I have to admit that I had a hard time understanding a lot of the works and seeing how they relate to the stated themes, possibly because I have not read the book that purportedly inspired them all.
For such a conceptual and future-oriented show, Osha’s contributions look surprisingly like paintings from the early 20th century Ash Can School, but with looser and more expressive brushstrokes and less clear definition of form. Her eight small paintings, which are not shown together but are scattered throughout the gallery, are street scenes with people. The setting might be the TESC campus, but that is hard to tell because there are few recognizable details. The colors are lush and soft, and figures and backgrounds bleed into one another. In one of her paintings the co-mingling of figure and ground is so extreme that the walking man, a shirtless figure facing away from the viewer, all but vanishes. The plaza or sidewalk and buildings and trees can be seen through his body. In another there is a man walking on what is probably “Red Square” on campus. The brushstrokes across his head and hair are so broad that they merge into the autumn leaves on the tree behind him. The ground he stands on is orange and tan, and as bright as glowing embers in a campfire — a treatment of the sidewalk that is common in all of her paintings. I don’t get the meaning of this series of paintings, but from a purely formal point of view they are outstanding. I would be proud to own any one of them. 
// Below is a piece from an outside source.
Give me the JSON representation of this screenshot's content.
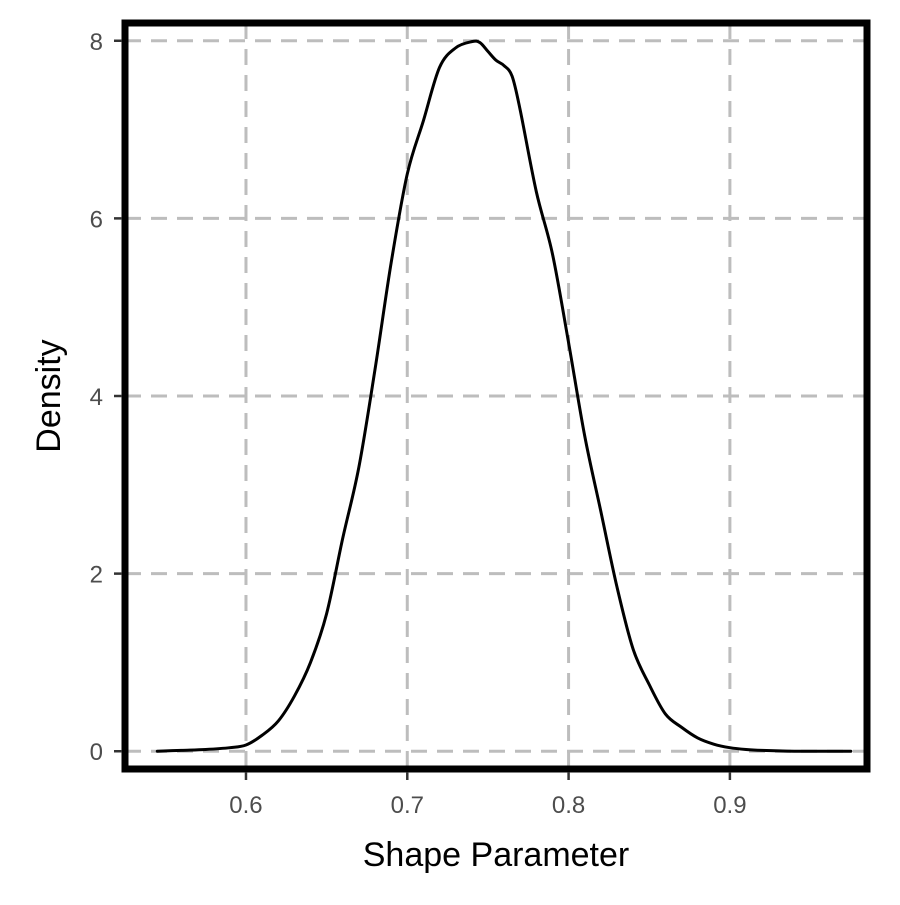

In Steffani Jemison’s video, “Personal,” the setting is a street scene with a mural picturing Barack Obama and Desmond Tutu. A large black man walks back and forth in front of it, seemingly unsure of where he wants to go. Perhaps he is waiting from something or someone. Cars drive by, quickly, going backwards. Other pedestrians pass by, also going backwards. The scene then changes to a park scene where a man walks endlessly in a circle. Is the film making the point that we are walking blindly and backwards into the future? It is funny and perhaps prophetic.
I loved C. Davida Ingram’s “Conjures & the Mermaid,” a selection of three photographs and a poem printed on three panels. The first line of the poem is “Here Lies the Nigress,” and the photos of the “Nigress,” are of a black woman seated in one photo and lying down in the other two. A dark, shadowy figure sits or lies in front of her in one of the photos; cushions on a bed replicate the shadow figure in the other; and in the third, something indistinguishable and mysterious stands in for the shadow figure. These are dramatic and attractive photos, and as with much good art, the images and the poem relate to each other but not overtly.
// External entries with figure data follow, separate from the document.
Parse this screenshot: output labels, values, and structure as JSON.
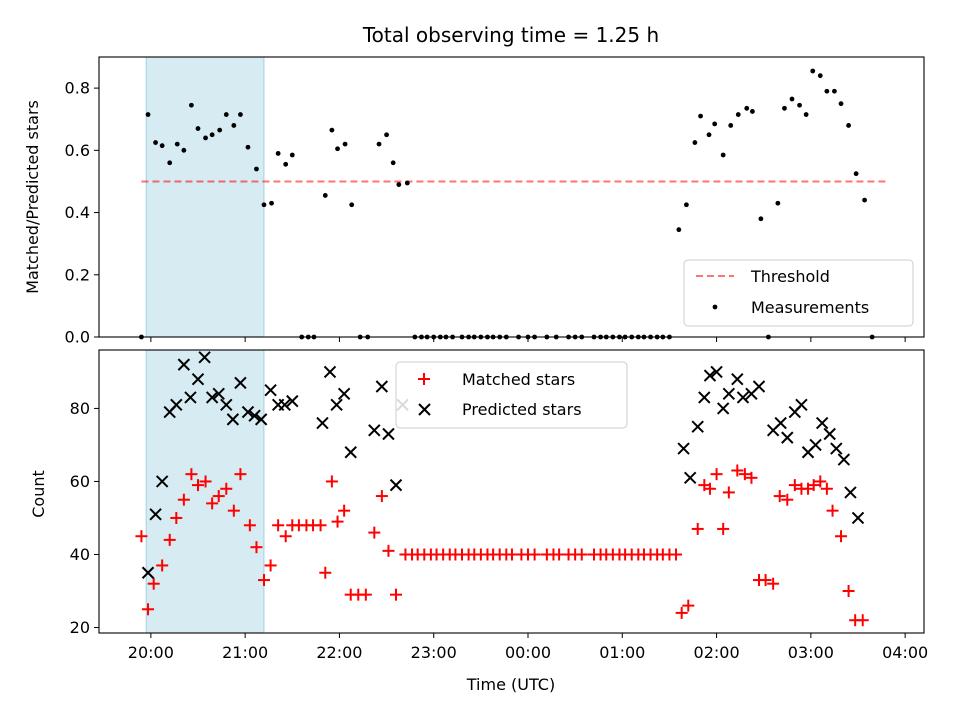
{
  "chart_data": [
    {
      "type": "scatter",
      "title": "Total observing time = 1.25 h",
      "xlabel": "",
      "ylabel": "Matched/Predicted stars",
      "xlim": [
        -0.55,
        8.2
      ],
      "ylim": [
        0,
        0.9
      ],
      "yticks": [
        "0.0",
        "0.2",
        "0.4",
        "0.6",
        "0.8"
      ],
      "shaded_x": [
        -0.05,
        1.2
      ],
      "shaded_color": "#add8e6",
      "legend_position": "lower right",
      "legend": {
        "threshold": "Threshold",
        "measurements": "Measurements"
      },
      "threshold": {
        "name": "Threshold",
        "value": 0.5,
        "x_range": [
          -0.1,
          7.8
        ],
        "color": "#ff0000"
      },
      "series": [
        {
          "name": "Measurements",
          "color": "#000000",
          "points": [
            [
              -0.1,
              0.0
            ],
            [
              -0.03,
              0.715
            ],
            [
              0.05,
              0.625
            ],
            [
              0.12,
              0.615
            ],
            [
              0.2,
              0.56
            ],
            [
              0.28,
              0.62
            ],
            [
              0.35,
              0.6
            ],
            [
              0.43,
              0.745
            ],
            [
              0.5,
              0.67
            ],
            [
              0.58,
              0.64
            ],
            [
              0.65,
              0.65
            ],
            [
              0.73,
              0.665
            ],
            [
              0.8,
              0.715
            ],
            [
              0.88,
              0.68
            ],
            [
              0.95,
              0.715
            ],
            [
              1.03,
              0.61
            ],
            [
              1.12,
              0.54
            ],
            [
              1.2,
              0.425
            ],
            [
              1.28,
              0.43
            ],
            [
              1.35,
              0.59
            ],
            [
              1.43,
              0.555
            ],
            [
              1.5,
              0.585
            ],
            [
              1.6,
              0.0
            ],
            [
              1.67,
              0.0
            ],
            [
              1.73,
              0.0
            ],
            [
              1.85,
              0.455
            ],
            [
              1.92,
              0.665
            ],
            [
              1.98,
              0.605
            ],
            [
              2.06,
              0.62
            ],
            [
              2.13,
              0.425
            ],
            [
              2.22,
              0.0
            ],
            [
              2.3,
              0.0
            ],
            [
              2.42,
              0.62
            ],
            [
              2.5,
              0.65
            ],
            [
              2.57,
              0.56
            ],
            [
              2.63,
              0.49
            ],
            [
              2.72,
              0.495
            ],
            [
              2.8,
              0.0
            ],
            [
              2.87,
              0.0
            ],
            [
              2.93,
              0.0
            ],
            [
              3.0,
              0.0
            ],
            [
              3.07,
              0.0
            ],
            [
              3.13,
              0.0
            ],
            [
              3.2,
              0.0
            ],
            [
              3.3,
              0.0
            ],
            [
              3.37,
              0.0
            ],
            [
              3.43,
              0.0
            ],
            [
              3.5,
              0.0
            ],
            [
              3.57,
              0.0
            ],
            [
              3.63,
              0.0
            ],
            [
              3.7,
              0.0
            ],
            [
              3.77,
              0.0
            ],
            [
              3.9,
              0.0
            ],
            [
              4.0,
              0.0
            ],
            [
              4.07,
              0.0
            ],
            [
              4.2,
              0.0
            ],
            [
              4.3,
              0.0
            ],
            [
              4.43,
              0.0
            ],
            [
              4.5,
              0.0
            ],
            [
              4.57,
              0.0
            ],
            [
              4.7,
              0.0
            ],
            [
              4.77,
              0.0
            ],
            [
              4.83,
              0.0
            ],
            [
              4.9,
              0.0
            ],
            [
              4.97,
              0.0
            ],
            [
              5.03,
              0.0
            ],
            [
              5.1,
              0.0
            ],
            [
              5.17,
              0.0
            ],
            [
              5.23,
              0.0
            ],
            [
              5.3,
              0.0
            ],
            [
              5.37,
              0.0
            ],
            [
              5.43,
              0.0
            ],
            [
              5.5,
              0.0
            ],
            [
              5.6,
              0.345
            ],
            [
              5.68,
              0.425
            ],
            [
              5.77,
              0.625
            ],
            [
              5.83,
              0.71
            ],
            [
              5.92,
              0.65
            ],
            [
              5.98,
              0.685
            ],
            [
              6.07,
              0.585
            ],
            [
              6.15,
              0.68
            ],
            [
              6.23,
              0.715
            ],
            [
              6.32,
              0.735
            ],
            [
              6.38,
              0.725
            ],
            [
              6.47,
              0.38
            ],
            [
              6.55,
              0.0
            ],
            [
              6.65,
              0.43
            ],
            [
              6.72,
              0.735
            ],
            [
              6.8,
              0.765
            ],
            [
              6.88,
              0.745
            ],
            [
              6.95,
              0.715
            ],
            [
              7.02,
              0.855
            ],
            [
              7.1,
              0.84
            ],
            [
              7.17,
              0.79
            ],
            [
              7.25,
              0.79
            ],
            [
              7.32,
              0.75
            ],
            [
              7.4,
              0.68
            ],
            [
              7.48,
              0.525
            ],
            [
              7.57,
              0.44
            ],
            [
              7.65,
              0.0
            ]
          ]
        }
      ]
    },
    {
      "type": "scatter",
      "title": "",
      "xlabel": "Time (UTC)",
      "ylabel": "Count",
      "xlim": [
        -0.55,
        8.2
      ],
      "ylim": [
        18.5,
        96
      ],
      "yticks": [
        "20",
        "40",
        "60",
        "80"
      ],
      "xticks": [
        "20:00",
        "21:00",
        "22:00",
        "23:00",
        "00:00",
        "01:00",
        "02:00",
        "03:00",
        "04:00"
      ],
      "shaded_x": [
        -0.05,
        1.2
      ],
      "legend_position": "upper center",
      "legend": {
        "matched": "Matched stars",
        "predicted": "Predicted stars"
      },
      "series": [
        {
          "name": "Matched stars",
          "color": "#ff0000",
          "marker": "plus",
          "points": [
            [
              -0.1,
              45
            ],
            [
              -0.03,
              25
            ],
            [
              0.03,
              32
            ],
            [
              0.12,
              37
            ],
            [
              0.2,
              44
            ],
            [
              0.27,
              50
            ],
            [
              0.35,
              55
            ],
            [
              0.43,
              62
            ],
            [
              0.5,
              59
            ],
            [
              0.58,
              60
            ],
            [
              0.65,
              54
            ],
            [
              0.72,
              56
            ],
            [
              0.8,
              58
            ],
            [
              0.88,
              52
            ],
            [
              0.95,
              62
            ],
            [
              1.05,
              48
            ],
            [
              1.12,
              42
            ],
            [
              1.2,
              33
            ],
            [
              1.27,
              37
            ],
            [
              1.35,
              48
            ],
            [
              1.43,
              45
            ],
            [
              1.5,
              48
            ],
            [
              1.57,
              48
            ],
            [
              1.65,
              48
            ],
            [
              1.72,
              48
            ],
            [
              1.8,
              48
            ],
            [
              1.85,
              35
            ],
            [
              1.92,
              60
            ],
            [
              1.98,
              49
            ],
            [
              2.05,
              52
            ],
            [
              2.12,
              29
            ],
            [
              2.2,
              29
            ],
            [
              2.28,
              29
            ],
            [
              2.37,
              46
            ],
            [
              2.45,
              56
            ],
            [
              2.52,
              41
            ],
            [
              2.6,
              29
            ],
            [
              2.7,
              40
            ],
            [
              2.77,
              40
            ],
            [
              2.83,
              40
            ],
            [
              2.9,
              40
            ],
            [
              2.97,
              40
            ],
            [
              3.03,
              40
            ],
            [
              3.1,
              40
            ],
            [
              3.17,
              40
            ],
            [
              3.23,
              40
            ],
            [
              3.3,
              40
            ],
            [
              3.37,
              40
            ],
            [
              3.43,
              40
            ],
            [
              3.5,
              40
            ],
            [
              3.57,
              40
            ],
            [
              3.63,
              40
            ],
            [
              3.7,
              40
            ],
            [
              3.77,
              40
            ],
            [
              3.83,
              40
            ],
            [
              3.93,
              40
            ],
            [
              4.0,
              40
            ],
            [
              4.07,
              40
            ],
            [
              4.2,
              40
            ],
            [
              4.27,
              40
            ],
            [
              4.33,
              40
            ],
            [
              4.43,
              40
            ],
            [
              4.5,
              40
            ],
            [
              4.57,
              40
            ],
            [
              4.7,
              40
            ],
            [
              4.77,
              40
            ],
            [
              4.83,
              40
            ],
            [
              4.9,
              40
            ],
            [
              4.97,
              40
            ],
            [
              5.03,
              40
            ],
            [
              5.1,
              40
            ],
            [
              5.17,
              40
            ],
            [
              5.23,
              40
            ],
            [
              5.3,
              40
            ],
            [
              5.37,
              40
            ],
            [
              5.43,
              40
            ],
            [
              5.5,
              40
            ],
            [
              5.57,
              40
            ],
            [
              5.63,
              24
            ],
            [
              5.7,
              26
            ],
            [
              5.8,
              47
            ],
            [
              5.87,
              59
            ],
            [
              5.93,
              58
            ],
            [
              6.0,
              62
            ],
            [
              6.07,
              47
            ],
            [
              6.13,
              57
            ],
            [
              6.22,
              63
            ],
            [
              6.3,
              62
            ],
            [
              6.37,
              61
            ],
            [
              6.45,
              33
            ],
            [
              6.52,
              33
            ],
            [
              6.6,
              32
            ],
            [
              6.67,
              56
            ],
            [
              6.75,
              55
            ],
            [
              6.83,
              59
            ],
            [
              6.9,
              58
            ],
            [
              6.97,
              58
            ],
            [
              7.03,
              59
            ],
            [
              7.1,
              60
            ],
            [
              7.17,
              58
            ],
            [
              7.23,
              52
            ],
            [
              7.32,
              45
            ],
            [
              7.4,
              30
            ],
            [
              7.47,
              22
            ],
            [
              7.55,
              22
            ]
          ]
        },
        {
          "name": "Predicted stars",
          "color": "#000000",
          "marker": "x",
          "points": [
            [
              -0.03,
              35
            ],
            [
              0.05,
              51
            ],
            [
              0.12,
              60
            ],
            [
              0.2,
              79
            ],
            [
              0.27,
              81
            ],
            [
              0.35,
              92
            ],
            [
              0.42,
              83
            ],
            [
              0.5,
              88
            ],
            [
              0.57,
              94
            ],
            [
              0.65,
              83
            ],
            [
              0.72,
              84
            ],
            [
              0.8,
              81
            ],
            [
              0.87,
              77
            ],
            [
              0.95,
              87
            ],
            [
              1.03,
              79
            ],
            [
              1.1,
              78
            ],
            [
              1.17,
              77
            ],
            [
              1.27,
              85
            ],
            [
              1.35,
              81
            ],
            [
              1.42,
              81
            ],
            [
              1.5,
              82
            ],
            [
              1.82,
              76
            ],
            [
              1.9,
              90
            ],
            [
              1.97,
              81
            ],
            [
              2.05,
              84
            ],
            [
              2.12,
              68
            ],
            [
              2.37,
              74
            ],
            [
              2.45,
              86
            ],
            [
              2.52,
              73
            ],
            [
              2.6,
              59
            ],
            [
              2.67,
              81
            ],
            [
              5.65,
              69
            ],
            [
              5.72,
              61
            ],
            [
              5.8,
              75
            ],
            [
              5.87,
              83
            ],
            [
              5.93,
              89
            ],
            [
              6.0,
              90
            ],
            [
              6.07,
              80
            ],
            [
              6.13,
              84
            ],
            [
              6.22,
              88
            ],
            [
              6.28,
              83
            ],
            [
              6.37,
              84
            ],
            [
              6.45,
              86
            ],
            [
              6.6,
              74
            ],
            [
              6.68,
              76
            ],
            [
              6.75,
              72
            ],
            [
              6.83,
              79
            ],
            [
              6.9,
              81
            ],
            [
              6.97,
              68
            ],
            [
              7.05,
              70
            ],
            [
              7.12,
              76
            ],
            [
              7.2,
              73
            ],
            [
              7.27,
              69
            ],
            [
              7.35,
              66
            ],
            [
              7.42,
              57
            ],
            [
              7.5,
              50
            ]
          ]
        }
      ]
    }
  ]
}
There are some fabulously dramatic black-and-white photos of storm clouds by Joan Livingstone.
Naima Lowe’s “Thirty-nine questions for white people,” notes in ink on notecards with brown paper wrapping and tied with ribbon, give whites and blacks much to think about, especially in light of the Black Lives Matter movement.
There is much more to this show, much of it difficult but most of it intriguing.